Okay well our code guy reached out to his local state group of building officials and got strong support for his interpretation on 1029 applicability.  So we went back to the Fire Guy today--wish us luck.

this might be helpful for anyone working on this issue.  We were forwarded this IBC item regarding 1029 applicability.

IBC Code Correlation Committee Code Proposal

BC27–09 CCC 1029.1 (IFC * 1029.1)*

*Proponent: Sarah A. Rice, C.B.O., representing self*

*Revise as follows: 1029.1 (IFC ** 1029.1)*

*General. In addition to the means of egress required by this chapter, provisions shall be made for emergency escape and rescue in Group R and I-1 R-3 occupancies.*

*Basements and sleeping rooms below the fourth story above grade plane shall have at least one exterior emergency escape and rescue opening in accordance with this section.*

*Where basements contain one or more sleeping rooms, emergency egress and rescue openings shall be required in each sleeping room, but shall not be required in adjoining areas of the basement.*

*Such openings shall open directly into a public way or to a yard or court that opens to a public way.*

*Exceptions:*

*1. In other than Group R-3 occupancies, buildings equipped throughout with an approved automatic sprinkler system in accordance with Section 903.3.1.1 or 903.3.1.2.*

*2. In other than Group R-3 occupancies, sleeping rooms provided with a door to a fire-resistance-rated corridor having access to two remote exits in opposite directions.*

* 3. The emergency escape and rescue opening is permitted to open onto a balcony within an atrium in accordance with the requirements of Section 404, provided the balcony provides access to an exit and the dwelling unit or sleeping unit has a means of egress that is not open to the atrium.*

*4.1. Basements with a ceiling height of less than 80 inches (2032 mm) shall not be required to have emergency escape and rescue windows.*

*5. High-rise buildings in accordance with Section 403.*

*6.2. Emergency escape and rescue openings are not required from basements or sleeping rooms that have an exit door or exit access door that opens directly into a public way or to a yard, court or exterior exit balcony that opens to a public way.*

*7.3. Basements without habitable spaces and having no more than 200 square feet (18.6m2) in floor area shall not be required to have emergency escape windows.*

*Reason: The proposal is intended to revise and eliminate outdated material.
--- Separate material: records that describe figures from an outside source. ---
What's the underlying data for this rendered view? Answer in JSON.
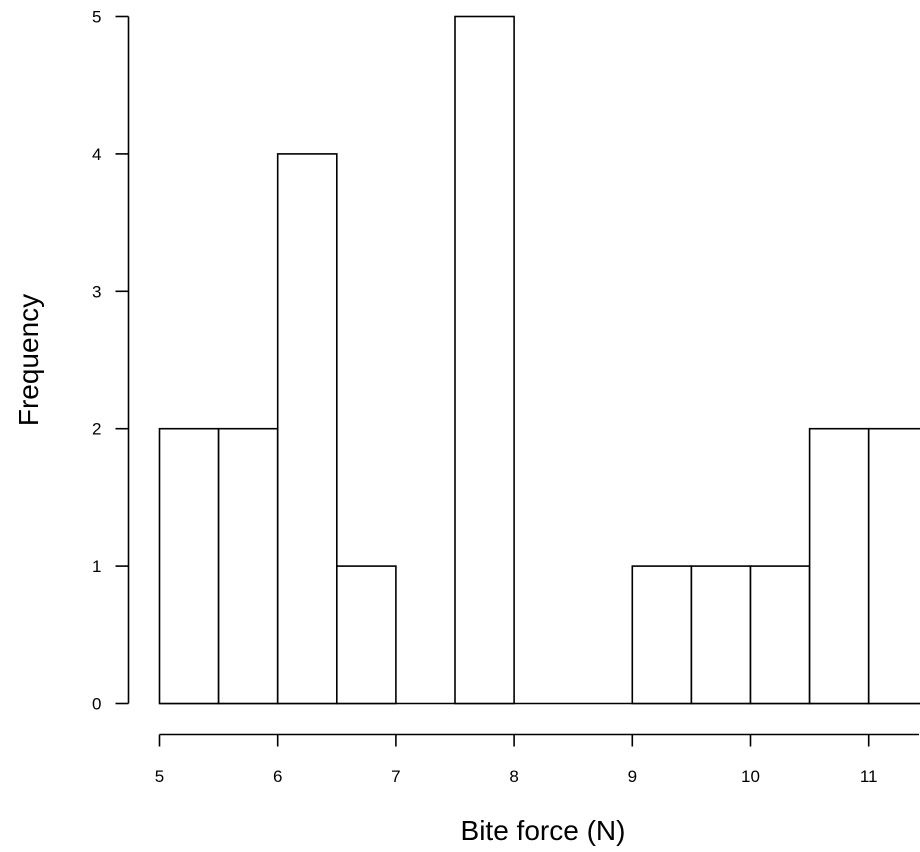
{
  "chart_data": {
    "type": "bar",
    "title": "",
    "xlabel": "Bite force (N)",
    "ylabel": "Frequency",
    "bin_width": 0.5,
    "bins": [
      {
        "start": 5.0,
        "end": 5.5,
        "count": 2
      },
      {
        "start": 5.5,
        "end": 6.0,
        "count": 2
      },
      {
        "start": 6.0,
        "end": 6.5,
        "count": 4
      },
      {
        "start": 6.5,
        "end": 7.0,
        "count": 1
      },
      {
        "start": 7.0,
        "end": 7.5,
        "count": 0
      },
      {
        "start": 7.5,
        "end": 8.0,
        "count": 5
      },
      {
        "start": 8.0,
        "end": 8.5,
        "count": 0
      },
      {
        "start": 8.5,
        "end": 9.0,
        "count": 0
      },
      {
        "start": 9.0,
        "end": 9.5,
        "count": 1
      },
      {
        "start": 9.5,
        "end": 10.0,
        "count": 1
      },
      {
        "start": 10.0,
        "end": 10.5,
        "count": 1
      },
      {
        "start": 10.5,
        "end": 11.0,
        "count": 2
      },
      {
        "start": 11.0,
        "end": 11.5,
        "count": 2
      }
    ],
    "xticks": [
      "5",
      "6",
      "7",
      "8",
      "9",
      "10",
      "11"
    ],
    "yticks": [
      "0",
      "1",
      "2",
      "3",
      "4",
      "5"
    ],
    "xlim": [
      5,
      11.5
    ],
    "ylim": [
      0,
      5
    ],
    "grid": false,
    "colors": {
      "bar_fill": "#ffffff",
      "bar_stroke": "#000000"
    }
  }
}
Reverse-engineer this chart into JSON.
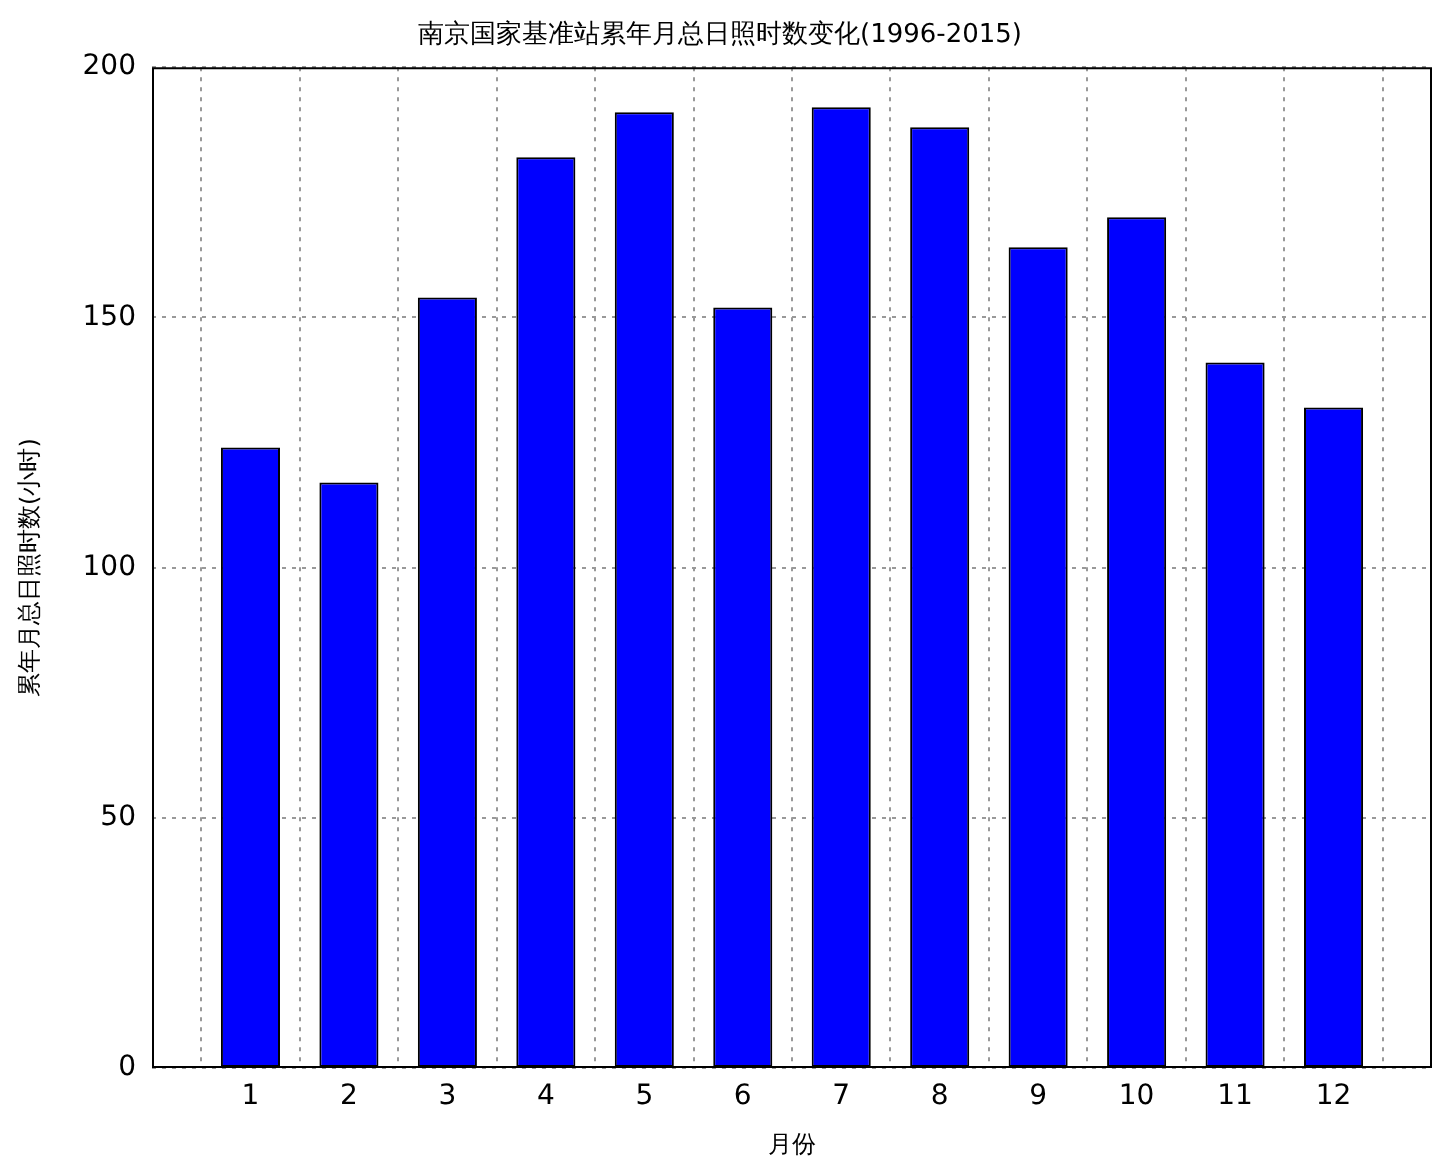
{
  "chart_data": {
    "type": "bar",
    "title": "南京国家基准站累年月总日照时数变化(1996-2015)",
    "xlabel": "月份",
    "ylabel": "累年月总日照时数(小时)",
    "x": [
      1,
      2,
      3,
      4,
      5,
      6,
      7,
      8,
      9,
      10,
      11,
      12
    ],
    "values": [
      124,
      117,
      154,
      182,
      191,
      152,
      192,
      188,
      164,
      170,
      141,
      132
    ],
    "color": "#0000ff",
    "xlim": [
      0,
      13
    ],
    "xticks": [
      1,
      2,
      3,
      4,
      5,
      6,
      7,
      8,
      9,
      10,
      11,
      12
    ],
    "ylim": [
      0,
      200
    ],
    "yticks": [
      0,
      50,
      100,
      150,
      200
    ],
    "grid": true
  }
}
Group I-1 and all R occupancies are required to protected by automatic sprinkler system per sections 903.2.5 and 903.2.7, respectively.*

* Existing exception #2 exempts all occupancies other than R-3 when protected by a sprinkler system.*

*Thus Section 1029 only applies to R-3 occupancies and the exceptions related to other occupancies can be deleted.*

* Specifically*

*Exception 1 is the sprinkler exception; it is not needed.*

*Exception 2 only applies to occupancies other than R-3; therefore it is not needed.*

*Exception 3 applies in atriums; atriums are unlikely to have R-3 occupancies.*

*Exception 5 applies to High-rise buildings which have to have a sprinkler system per section 403, thus they have been exempted twice.*

*These provisions are remnants from the time when the code did not require sprinkler protection in all R and I-1 occupancies and are no longer needed.*

*Arguments that these exceptions should not be eliminated because some jurisdictions do not require sprinklers for all R-occupancies, or that they use it for guidance of existing structures which are not sprinklered should not be a consideration.*

*If jurisdictions are amending the code to eliminate requirements, they should be balancing that with appropriate additions.*

* This section should not be used for existing buildings. Cost Impact: The code change proposal will not increase the cost of construction. ICCFILENAME:Rice-E3-1029.1*


----------



## jeffreygordon

well, we sure didnt get very far with that approach!  here is what we got back in response to our latest support of our interpretation.

From The Fire Guy

"There is no issue with the egress from each story, the concern is that the 2012 IBC removed the exception being referenced and the emergency escape window from sleeping rooms are required even if the building is sprinkled. I don’t think that what I being asked to do is to disregard the code change because research shows that, as written, it was a mistake.

It seems that the argument is that because the egress requirements for the floors are met, the need for the means of emergency escape from the sleeping rooms is voided. That conclusion is where I am still have a problem because there are two different issues being addressed. One has nothing to do with the other. I am not addressing the required exit(s) from a story, just the need for emergency escape from a bedroom where stipulated by the code. If the review was per the 2006 IBC there would be no issue per 1026.1 Ex.1

Regards."

we are going to try and put our guy and the fire guy on the phone for one last attempt for a meeting of the minds, but we have the backup plan under development.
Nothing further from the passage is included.